When LLaVA Meets Objects: Token Composition for Vision-Language-Models
Soumya Jahagirdar, Walid Bousselham, Anna Kukleva, Hilde Kuehne
TL;DR
Mask-LLaVA tackles the high token cost of autoregressive vision-language models by introducing a tri-granularity visual representation that fuses global CLS, pooled patch, and mask-based object tokens. It trains with an oversampled token set and enables dynamic, test-time token reduction without retraining, achieving about $75\%$ fewer tokens than the LLaVA baseline while remaining competitive across eight benchmarks. The approach leverages Deformable DETR, SAM, and MaskInversion to generate object-centric tokens and applies a norm scaling to harmonize diverse token types before fusion through a multimodal projector to an LLM. This yields an efficient, flexible VLM that maintains quality under aggressive token pruning, with strong implications for deploying high-performing VLMs on resource-constrained devices.
Abstract
Current autoregressive Vision Language Models (VLMs) usually rely on a large number of visual tokens to represent images, resulting in a need for more compute especially at inference time. To address this problem, we propose Mask-LLaVA, a framework that leverages different levels of visual features to create a compact yet information-rich visual representation for autoregressive VLMs.
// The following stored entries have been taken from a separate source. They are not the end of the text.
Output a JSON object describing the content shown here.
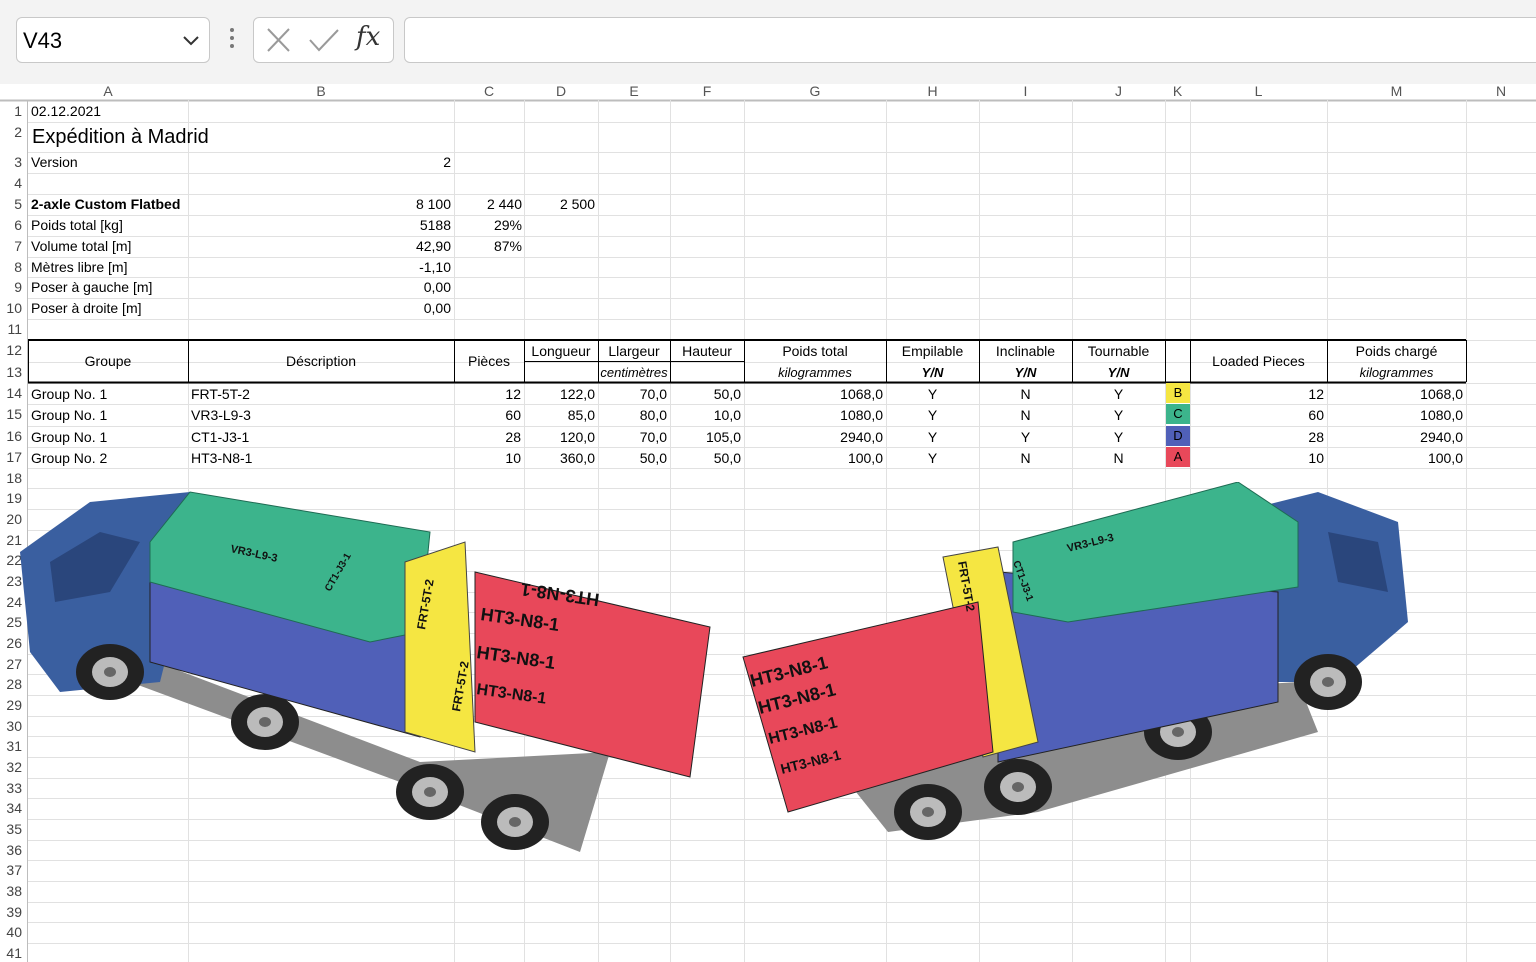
{
  "namebox": {
    "value": "V43"
  },
  "formula_bar": {
    "fx_label": "fx",
    "content": ""
  },
  "columns": [
    "A",
    "B",
    "C",
    "D",
    "E",
    "F",
    "G",
    "H",
    "I",
    "J",
    "K",
    "L",
    "M",
    "N"
  ],
  "rows": [
    "1",
    "2",
    "3",
    "4",
    "5",
    "6",
    "7",
    "8",
    "9",
    "10",
    "11",
    "12",
    "13",
    "14",
    "15",
    "16",
    "17",
    "18",
    "19",
    "20",
    "21",
    "22",
    "23",
    "24",
    "25",
    "26",
    "27",
    "28",
    "29",
    "30",
    "31",
    "32",
    "33",
    "34",
    "35",
    "36",
    "37",
    "38",
    "39",
    "40",
    "41"
  ],
  "top": {
    "date": "02.12.2021",
    "title": "Expédition à Madrid",
    "version_label": "Version",
    "version_value": "2",
    "truck_label": "2-axle Custom Flatbed",
    "truck_len": "8 100",
    "truck_wid": "2 440",
    "truck_hei": "2 500",
    "weight_label": "Poids total [kg]",
    "weight_value": "5188",
    "weight_pct": "29%",
    "volume_label": "Volume total [m]",
    "volume_value": "42,90",
    "volume_pct": "87%",
    "free_label": "Mètres libre [m]",
    "free_value": "-1,10",
    "left_label": "Poser à gauche [m]",
    "left_value": "0,00",
    "right_label": "Poser à droite [m]",
    "right_value": "0,00"
  },
  "table_headers": {
    "groupe": "Groupe",
    "description": "Déscription",
    "pieces": "Pièces",
    "longueur": "Longueur",
    "largeur": "Llargeur",
    "hauteur": "Hauteur",
    "dims_unit": "centimètres",
    "poids": "Poids total",
    "poids_unit": "kilogrammes",
    "empilable": "Empilable",
    "inclinable": "Inclinable",
    "tournable": "Tournable",
    "yn": "Y/N",
    "loaded": "Loaded Pieces",
    "poids_charge": "Poids chargé",
    "poids_charge_unit": "kilogrammes"
  },
  "table_rows": [
    {
      "groupe": "Group No. 1",
      "desc": "FRT-5T-2",
      "pieces": "12",
      "long": "122,0",
      "larg": "70,0",
      "haut": "50,0",
      "poids": "1068,0",
      "emp": "Y",
      "inc": "N",
      "tour": "Y",
      "tag": "B",
      "tag_color": "#f5e642",
      "loaded": "12",
      "charge": "1068,0"
    },
    {
      "groupe": "Group No. 1",
      "desc": "VR3-L9-3",
      "pieces": "60",
      "long": "85,0",
      "larg": "80,0",
      "haut": "10,0",
      "poids": "1080,0",
      "emp": "Y",
      "inc": "N",
      "tour": "Y",
      "tag": "C",
      "tag_color": "#3cb48c",
      "loaded": "60",
      "charge": "1080,0"
    },
    {
      "groupe": "Group No. 1",
      "desc": "CT1-J3-1",
      "pieces": "28",
      "long": "120,0",
      "larg": "70,0",
      "haut": "105,0",
      "poids": "2940,0",
      "emp": "Y",
      "inc": "Y",
      "tour": "Y",
      "tag": "D",
      "tag_color": "#5060b8",
      "loaded": "28",
      "charge": "2940,0"
    },
    {
      "groupe": "Group No. 2",
      "desc": "HT3-N8-1",
      "pieces": "10",
      "long": "360,0",
      "larg": "50,0",
      "haut": "50,0",
      "poids": "100,0",
      "emp": "Y",
      "inc": "N",
      "tour": "N",
      "tag": "A",
      "tag_color": "#e8485a",
      "loaded": "10",
      "charge": "100,0"
    }
  ],
  "image_labels": {
    "red": "HT3-N8-1",
    "yellow": "FRT-5T-2",
    "green": "VR3-L9-3",
    "blue": "CT1-J3-1"
  },
  "colors": {
    "cargo_red": "#e8485a",
    "cargo_yellow": "#f5e642",
    "cargo_green": "#3cb48c",
    "cargo_blue": "#5060b8",
    "truck_cab": "#3a5fa0"
  }
}
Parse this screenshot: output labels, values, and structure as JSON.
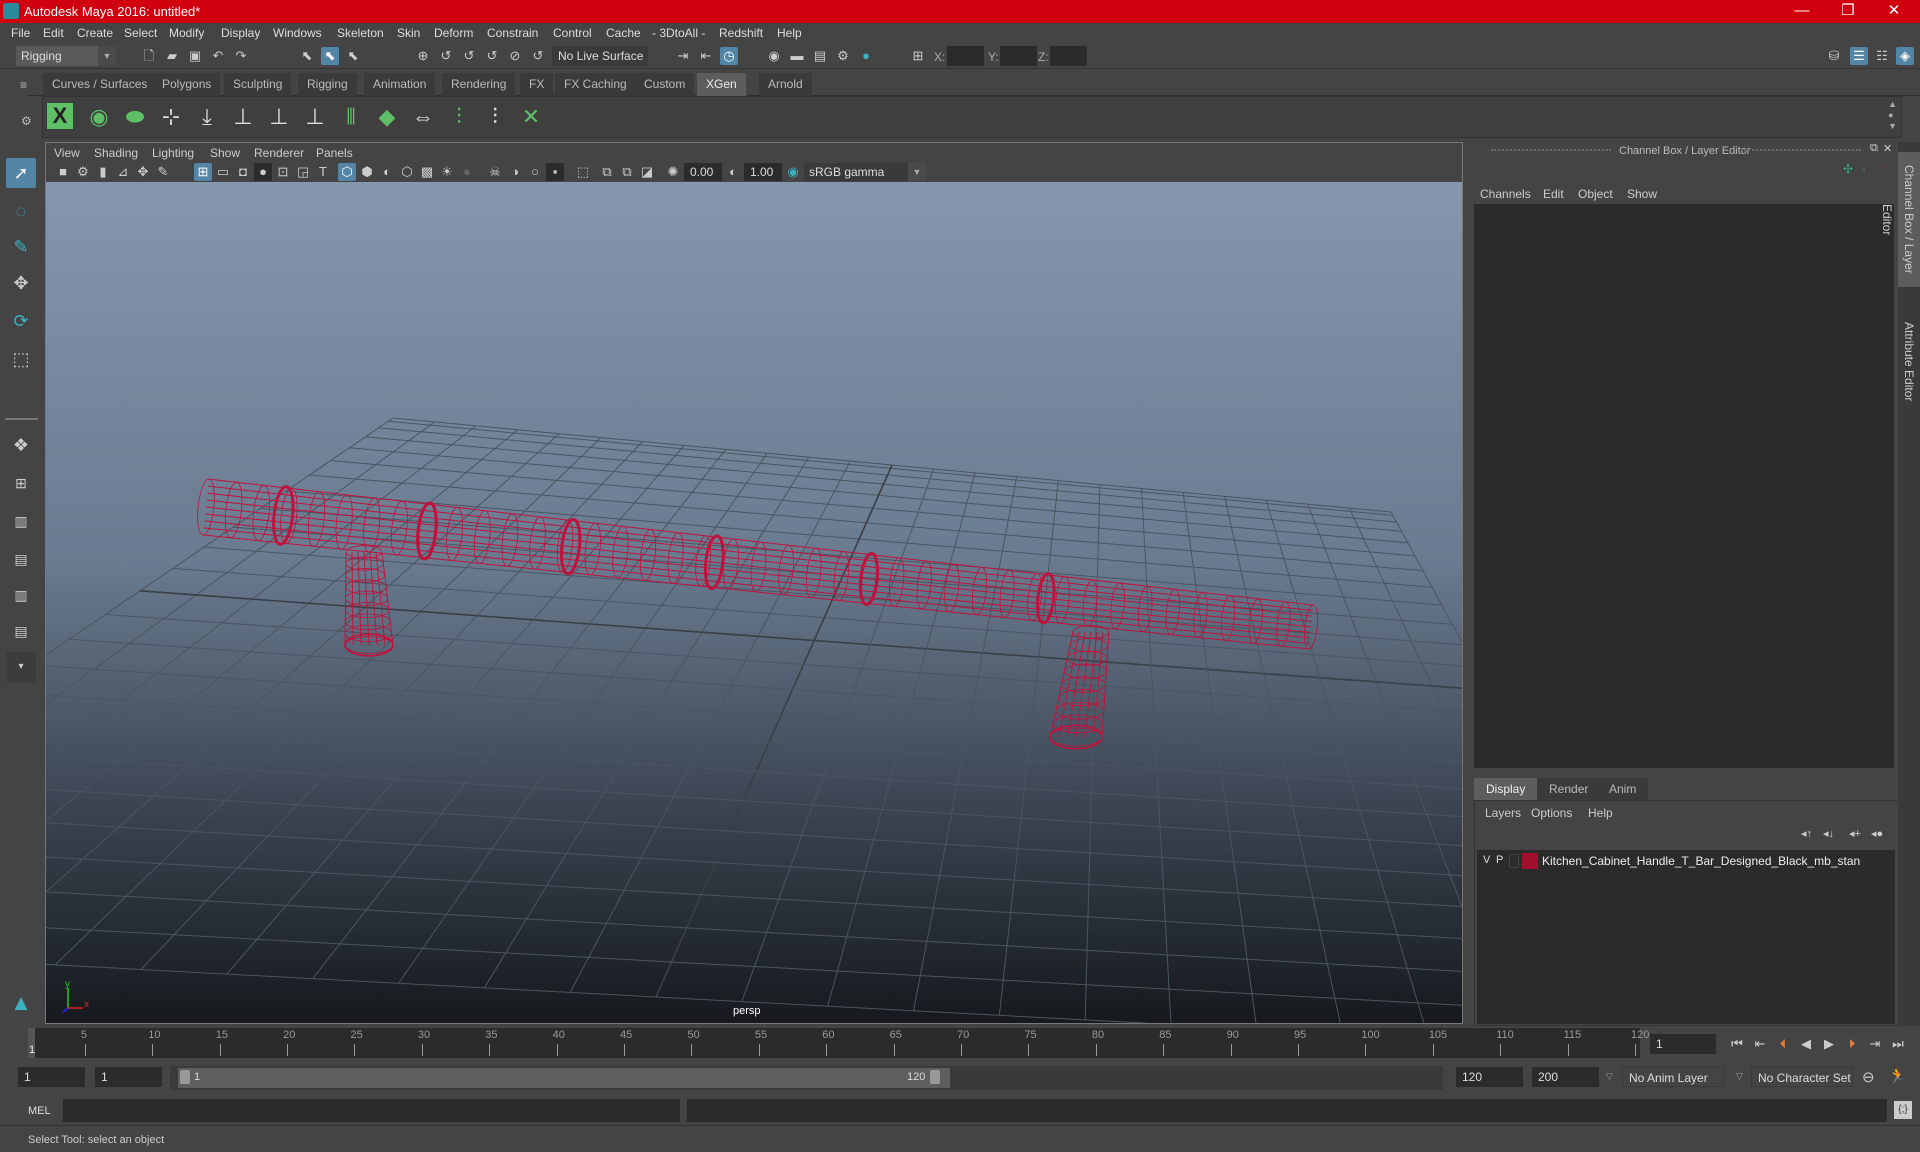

Namely, we combine mask-based object representations together with global tokens and local patch tokens. While all tokens are used during training, it shows that the resulting model can flexibly drop especially the number of mask-based object-tokens at test time, allowing to adapt the number of tokens during inference without the need to retrain the model and without a significant drop in performance. We evaluate the proposed approach on a suite of standard benchmarks showing results competitive to current token efficient methods and comparable to the original LLaVA baseline using only a fraction of visual tokens. Our analysis demonstrates that combining multi-level features enables efficient learning with fewer tokens while allowing dynamic token selection at test time for good performance.